O Senado Federal aprovou, nesta quarta-feira (4), o Projeto de Lei 5811/2025, que amplia o período da licença-paternidade no Brasil. A proposta, que aguardava desfecho no Congresso Nacional há 19 anos, estabelece que o benefício passará dos atuais cinco dias para até 20 dias. O texto agora depende da sanção do presidente Luiz Inácio Lula da Silva para entrar em vigor, marcando um avanço histórico nas garantias trabalhistas e familiares.

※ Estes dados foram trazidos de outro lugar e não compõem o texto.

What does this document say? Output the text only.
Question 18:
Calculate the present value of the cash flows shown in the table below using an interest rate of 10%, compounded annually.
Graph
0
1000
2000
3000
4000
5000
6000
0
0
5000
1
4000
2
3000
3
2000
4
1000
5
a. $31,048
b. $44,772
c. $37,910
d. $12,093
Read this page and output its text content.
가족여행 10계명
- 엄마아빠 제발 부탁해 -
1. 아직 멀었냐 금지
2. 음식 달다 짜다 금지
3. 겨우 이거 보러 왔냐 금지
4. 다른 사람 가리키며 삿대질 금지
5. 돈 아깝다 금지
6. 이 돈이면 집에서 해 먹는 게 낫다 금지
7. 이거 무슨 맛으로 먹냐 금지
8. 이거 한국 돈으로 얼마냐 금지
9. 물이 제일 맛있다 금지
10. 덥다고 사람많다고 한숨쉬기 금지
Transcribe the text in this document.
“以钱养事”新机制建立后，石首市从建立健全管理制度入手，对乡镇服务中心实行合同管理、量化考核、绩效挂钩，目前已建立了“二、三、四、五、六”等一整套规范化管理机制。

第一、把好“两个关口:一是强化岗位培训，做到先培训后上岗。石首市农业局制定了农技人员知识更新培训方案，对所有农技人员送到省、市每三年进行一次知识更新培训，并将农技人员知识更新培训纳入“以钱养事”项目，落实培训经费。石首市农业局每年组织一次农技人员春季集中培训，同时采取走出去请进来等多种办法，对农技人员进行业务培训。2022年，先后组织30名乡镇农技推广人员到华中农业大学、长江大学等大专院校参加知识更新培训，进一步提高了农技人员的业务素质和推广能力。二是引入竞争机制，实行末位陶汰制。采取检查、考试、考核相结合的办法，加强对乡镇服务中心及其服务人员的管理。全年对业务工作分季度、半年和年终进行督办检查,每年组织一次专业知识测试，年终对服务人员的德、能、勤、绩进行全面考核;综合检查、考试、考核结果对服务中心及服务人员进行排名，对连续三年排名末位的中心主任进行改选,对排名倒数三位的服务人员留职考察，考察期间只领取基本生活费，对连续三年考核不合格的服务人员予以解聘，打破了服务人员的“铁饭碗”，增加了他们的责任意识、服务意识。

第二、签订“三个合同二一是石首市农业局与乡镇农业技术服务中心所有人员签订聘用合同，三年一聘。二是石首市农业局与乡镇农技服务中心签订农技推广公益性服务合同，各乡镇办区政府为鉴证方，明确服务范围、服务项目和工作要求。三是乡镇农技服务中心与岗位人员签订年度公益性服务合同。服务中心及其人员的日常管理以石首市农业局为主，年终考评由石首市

Uma das principais inovações do projeto é a criação do salário-paternidade, que passa a ser um benefício custeado pela Previdência Social, de forma semelhante ao que ocorre com o salário-maternidade. A medida visa equiparar as proteções e incentivar a igualdade de gênero no mercado de trabalho, permitindo que o pai participe ativamente dos cuidados com o recém-nascido ou filho adotado sem prejuízo financeiro às empresas.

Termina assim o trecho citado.